Every day, about three hundred Venezuelans cross the border into Brazil, fleeing political instability and poverty.
The challenges don’t end on the other side of the border. Refugees and migrants who have job opportunities or family waiting for them might spend up to four months waiting to be relocated to different regions of the country. Many – including thousands of Indigenous people, especially women and children – spend long, lonely periods in camps near the border.
Doctors in the border towns often see women who know very little about contraception, but are very open to learning
Besania Hernández is a 23-year-old mother of three and a member of the Indigenous Warao people. Since 2017, she has lived at the Pintolândia informal settlement, in Boa Vista city, in Brazil’s northern Roraima region.
The settlement is home to nearly 270 Warao women who, like other refugees and migrants belonging to minority groups, face especially steep hurdles even after crossing the border
Venezuelans themselves – including Indigenous women – play a major role in helping their community gain awareness of their rights and access to the services they need.
As a cultural facilitator for UNFPA, Besania serves as a translator and educates other women about contraception and domestic violence.
She herself decided to get contraceptives following the difficult birth of her third child by Caesarean section. In Venezuela, contraception that requires a medical procedure was beyond her means. But in Brazil, birth control is accessible and free.
UNFPA supports doctors like Pamela Dias da Costa, who works in an Indigenous community near the border with Venezuela, to provide services to both refugees, migrants and Indigenous Brazilian women.
These critical investments in family planning are helping to address high levels of adolescent fertility and unwanted pregnancies – not only in Brazil, but throughout Latin America, the Caribbean and sub-Saharan Africa.

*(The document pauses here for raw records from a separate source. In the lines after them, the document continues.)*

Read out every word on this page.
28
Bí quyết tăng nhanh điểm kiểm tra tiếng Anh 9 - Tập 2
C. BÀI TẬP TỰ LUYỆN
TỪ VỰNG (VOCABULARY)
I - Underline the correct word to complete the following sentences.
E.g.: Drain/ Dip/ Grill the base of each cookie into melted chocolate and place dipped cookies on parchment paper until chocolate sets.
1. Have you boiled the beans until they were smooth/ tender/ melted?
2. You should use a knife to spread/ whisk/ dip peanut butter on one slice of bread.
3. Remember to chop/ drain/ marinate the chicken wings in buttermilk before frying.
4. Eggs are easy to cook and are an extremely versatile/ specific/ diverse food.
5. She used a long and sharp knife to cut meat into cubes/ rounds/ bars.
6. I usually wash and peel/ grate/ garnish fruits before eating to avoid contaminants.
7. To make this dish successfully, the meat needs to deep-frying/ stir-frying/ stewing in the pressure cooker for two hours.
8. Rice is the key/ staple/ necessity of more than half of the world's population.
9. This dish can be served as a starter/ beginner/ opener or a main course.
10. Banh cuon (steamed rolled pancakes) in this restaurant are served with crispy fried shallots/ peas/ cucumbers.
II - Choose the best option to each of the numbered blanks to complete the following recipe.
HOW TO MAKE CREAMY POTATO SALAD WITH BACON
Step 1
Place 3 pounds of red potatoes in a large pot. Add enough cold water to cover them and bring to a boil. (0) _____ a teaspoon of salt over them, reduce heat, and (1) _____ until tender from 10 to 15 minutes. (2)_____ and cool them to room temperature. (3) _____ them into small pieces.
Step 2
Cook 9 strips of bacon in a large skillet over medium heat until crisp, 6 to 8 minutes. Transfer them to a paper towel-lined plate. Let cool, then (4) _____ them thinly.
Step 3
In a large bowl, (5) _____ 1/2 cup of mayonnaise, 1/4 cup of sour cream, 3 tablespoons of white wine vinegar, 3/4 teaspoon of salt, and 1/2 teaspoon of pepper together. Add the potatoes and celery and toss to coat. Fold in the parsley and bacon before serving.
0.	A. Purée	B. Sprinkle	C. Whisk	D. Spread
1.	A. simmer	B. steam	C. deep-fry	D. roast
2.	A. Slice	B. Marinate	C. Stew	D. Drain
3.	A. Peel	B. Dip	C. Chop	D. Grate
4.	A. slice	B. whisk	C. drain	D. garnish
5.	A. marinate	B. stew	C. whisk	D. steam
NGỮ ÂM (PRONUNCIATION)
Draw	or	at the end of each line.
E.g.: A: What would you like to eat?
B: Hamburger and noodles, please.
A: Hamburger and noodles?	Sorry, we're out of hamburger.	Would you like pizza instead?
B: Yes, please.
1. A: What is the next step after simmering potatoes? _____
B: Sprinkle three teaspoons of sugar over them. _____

This year, the world’s population has crossed the 8 billion mark – yet we are witnessing an overall slowdown in the rate of growth.
In 1950, women had five births, on average, globally; last year, it was 2.3 births. By 2050, the United Nations projects a further decline to 2.1 births per woman. In some countries, the fertility rate will be even lower.
By making sure that women like Besania have educational and economic opportunities – and supporting their leadership in their communities – we can reduce maternal death rates and poverty.
We can work with doctors like Pamela Dias da Costa to ensure that women have a chance to learn about and access contraception.
And we can work with countries like Brazil to make sure that refugees have access to humanitarian assistance, including lifesaving sexual and reproductive health services.